The volunteers kept bringing food, boxes upon boxes of cookies and bottled water. After shoppers and workers were mowed down by Al Qaeda-linked militants at a mall in Kenya's capital, a Hindu religious center 600 meters (650 yards) away became a place where responding soldiers, police and others could get tea, food and rest.

The scores of Kenyan military personnel, government officials and others who used the Oshwal Religious Center as an oasis didn't go hungry. Volunteers, singly and in groups, brought tea, cookies, cakes, buttered bread and, most of all, comfort to those who were emerging from the scene of the horrifying terrorist attack, where the corpses of men, women and children were sprawled on floors amid bursts of gunfire and explosions.

Some volunteers stayed up all night so there would be a constant supply of hot tea for soldiers as well as humanitarian workers, journalists and others monitoring events inside Nairobi's Westgate mall. It also served as a first aid center at times. On Monday civilian doctors treated a Kenyan soldier for a bullet wound to his hand.

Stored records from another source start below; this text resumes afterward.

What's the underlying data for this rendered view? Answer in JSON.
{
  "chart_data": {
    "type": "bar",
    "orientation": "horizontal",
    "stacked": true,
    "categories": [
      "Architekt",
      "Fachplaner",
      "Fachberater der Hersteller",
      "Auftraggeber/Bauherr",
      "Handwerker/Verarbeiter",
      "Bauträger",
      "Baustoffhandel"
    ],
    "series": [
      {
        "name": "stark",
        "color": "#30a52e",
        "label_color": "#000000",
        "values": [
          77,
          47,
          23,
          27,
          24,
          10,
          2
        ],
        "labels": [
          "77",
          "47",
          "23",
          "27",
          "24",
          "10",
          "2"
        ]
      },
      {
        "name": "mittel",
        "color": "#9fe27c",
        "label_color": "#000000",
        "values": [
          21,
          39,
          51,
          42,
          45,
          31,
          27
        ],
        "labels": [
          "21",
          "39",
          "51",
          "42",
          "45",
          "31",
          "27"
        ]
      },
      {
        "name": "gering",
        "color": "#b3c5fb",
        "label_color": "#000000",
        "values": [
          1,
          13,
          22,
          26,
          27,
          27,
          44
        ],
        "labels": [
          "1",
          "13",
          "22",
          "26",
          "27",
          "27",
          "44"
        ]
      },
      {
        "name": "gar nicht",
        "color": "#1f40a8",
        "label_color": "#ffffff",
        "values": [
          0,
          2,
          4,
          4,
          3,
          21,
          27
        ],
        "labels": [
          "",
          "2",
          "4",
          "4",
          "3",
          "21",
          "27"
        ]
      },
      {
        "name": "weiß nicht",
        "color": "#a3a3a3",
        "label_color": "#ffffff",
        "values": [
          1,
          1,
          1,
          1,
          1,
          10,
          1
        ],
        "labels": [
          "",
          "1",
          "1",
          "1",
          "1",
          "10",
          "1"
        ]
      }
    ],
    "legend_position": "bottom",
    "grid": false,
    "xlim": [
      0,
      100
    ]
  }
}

"This was a place where you got served without questions," said Eric Mwangi, a police officer. "No one asked you who you were or where you came from. We were always comfortable here."

It was also a place where people, by bringing items to the center, could show unity in the face of unspeakable atrocities. More than five years ago Kenyans were divided, with members of the Kikuyu, Kalenjin and Luo tribes killing each other in the wake of a disputed election. In the past week Kenyans came together as members of the Somali Islamic extremist group al-Shabab carried out the worst terrorist attack in Kenya since 1998, when the U.S. Embassy in Nairobi was bombed by Al Qaeda

"We will never forget this place. Here we all came together as Kenyans and took care of each other," said Philemon Kipkurui, a security guard at the center.

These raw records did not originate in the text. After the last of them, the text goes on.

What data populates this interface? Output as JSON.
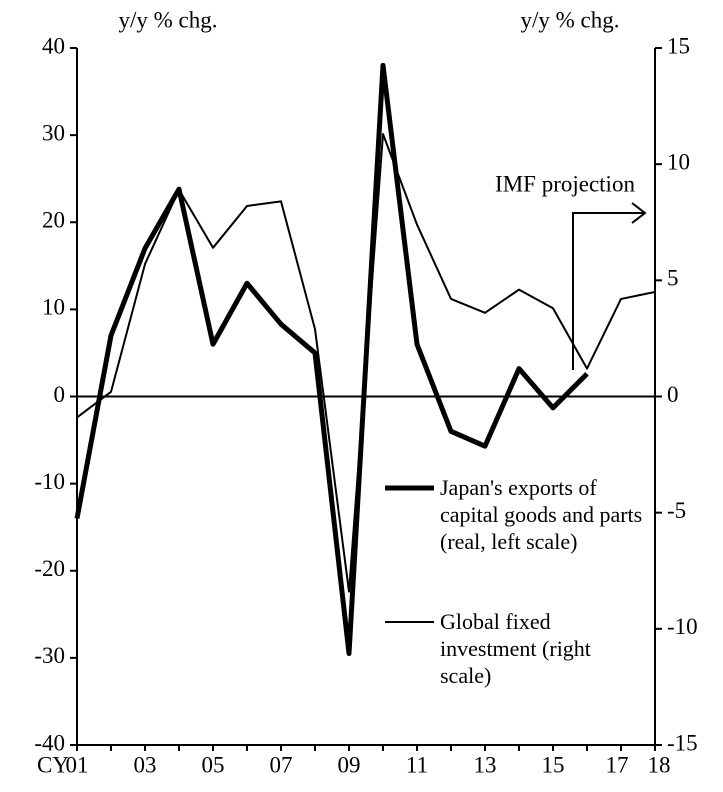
{
  "chart_data": {
    "type": "line",
    "y_label": "y/y % chg.",
    "y2_label": "y/y % chg.",
    "x_label": "CY",
    "annotation": "IMF projection",
    "categories": [
      "01",
      null,
      "03",
      null,
      "05",
      null,
      "07",
      null,
      "09",
      null,
      "11",
      null,
      "13",
      null,
      "15",
      null,
      "17",
      "18"
    ],
    "ylim": [
      -40,
      40
    ],
    "yticks": [
      -40,
      -30,
      -20,
      -10,
      0,
      10,
      20,
      30,
      40
    ],
    "y2lim": [
      -15,
      15
    ],
    "y2ticks": [
      -15,
      -10,
      -5,
      0,
      5,
      10,
      15
    ],
    "series": [
      {
        "name": "Japan's exports of capital goods and parts (real, left scale)",
        "color": "#000000",
        "width": 5,
        "values": [
          -14,
          7,
          17,
          23.8,
          6,
          13,
          8.3,
          5,
          -29.5,
          38,
          6,
          -4,
          -5.7,
          3.2,
          -1.3,
          2.6,
          null,
          null
        ]
      },
      {
        "name": "Global fixed investment (right scale)",
        "color": "#000000",
        "width": 2,
        "axis": "y2",
        "values": [
          -0.9,
          0.2,
          5.7,
          8.9,
          6.4,
          8.2,
          8.4,
          2.9,
          -8.4,
          11.3,
          7.4,
          4.2,
          3.6,
          4.6,
          3.8,
          1.2,
          4.2,
          4.5
        ]
      }
    ]
  }
}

President Uhuru Kenyatta praised Kenyans who had helped survivors of the attack. Many had lined up to donate blood. Others gave plenty of groceries, clothing and other supplies — uplifting acts of charity that some Kenyans said they were not accustomed to seeing on such a grand scale.

Kenyatta said in a speech Tuesday that Kenyans had rallied together "in ways that exceeded the wildest expectations." The day after the assault began on Sept. 21, he made an appearance with Raila Odinga, the former prime minister whose disputed loss provoked the tribe-on-tribe violence after the 2007 elections.

"The response of the people throughout the country has been nothing short of wonderful," Kenyatta said.

Later in the week, the squat concrete structure that houses the Hindu temple in Nairobi's Westlands neighborhood began resuming its normal state. Breakfast was no longer being served, and the military trucks had departed the gated compound.

On Saturday soldiers and police still maintained a security perimeter near the mall. Journalists and camera crews stood by, waiting for the latest news to emerge from the shattered mall.